So entwickeln Sie langsam eine Beziehung auf Augenhöhe

Beim Prozess des Erwachsenwerdens geht es nicht darum, dass sich das Kind von den Eltern komplett ablöst. Vielmehr geht es um eine differenzierte Umgestaltung der Eltern-Kind-Beziehung: Das Ziel ist eine erwachsene Beziehung auf Augenhöhe, in der das Kind auf typisch kindliches und Eltern auf typisches elterliches Verhalten verzichten können. 

Inhaltsverzeichnis

Loslassen üben

Als typisches kindliches Verhalten könnte man etwa bezeichnen: sich bedienen lassen zu wollen, materiell versorgt werden zu wollen, zu erwarten, dass Mama und Papa das schon „richten“ werden (z. B. Probleme in der Schule etc.), rundum versorgt werden zu wollen („Ich habe Hunger!“, soll heißen: „Koch mal was!“), keine eigene Meinung zu haben oder immer „contra“ zu geben etc.
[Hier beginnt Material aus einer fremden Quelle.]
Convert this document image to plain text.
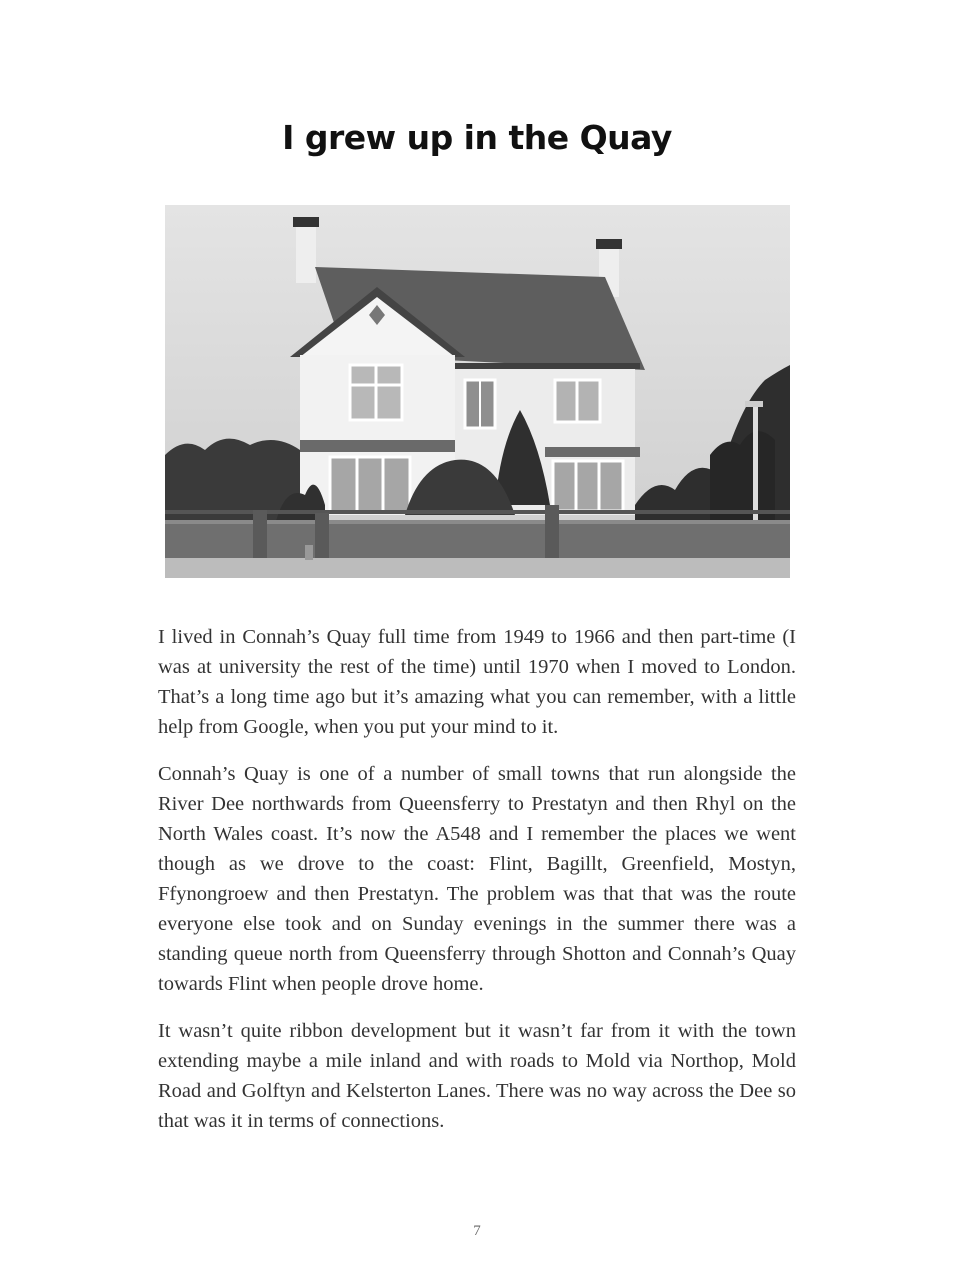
I grew up in the Quay

I lived in Connah’s Quay full time from 1949 to 1966 and then part-time (I was at university the rest of the time) until 1970 when I moved to London. That’s a long time ago but it’s amazing what you can remember, with a little help from Google, when you put your mind to it.

Connah’s Quay is one of a number of small towns that run alongside the River Dee northwards from Queensferry to Prestatyn and then Rhyl on the North Wales coast. It’s now the A548 and I remember the places we went though as we drove to the coast: Flint, Bagillt, Greenfield, Mostyn, Ffynongroew and then Prestatyn. The problem was that that was the route everyone else took and on Sunday evenings in the summer there was a standing queue north from Queensferry through Shotton and Connah’s Quay towards Flint when people drove home.

It wasn’t quite ribbon development but it wasn’t far from it with the town extending maybe a mile inland and with roads to Mold via Northop, Mold Road and Golftyn and Kelsterton Lanes. There was no way across the Dee so that was it in terms of connections.

7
Manchmal legen Teenager solche Verhaltensweisen wieder verstärkt an den Tag, nachdem sie vorher eigentlich schon recht eigenständig waren. Das kann ein Zeichen von entwicklungsbedingter Verunsicherung, manchmal aber auch einfach von Bequemlichkeit sein. Bedienen Sie diese kindlichen Verhaltensweisen und Forderungen immer unkritisch, tun Sie Ihrem Kind und sich selbst allerdings keinen Gefallen. Schrauben Sie die Dosis „mütterliches Rundum-Versorgungsprogramm“ dann bewusst langsam herunter!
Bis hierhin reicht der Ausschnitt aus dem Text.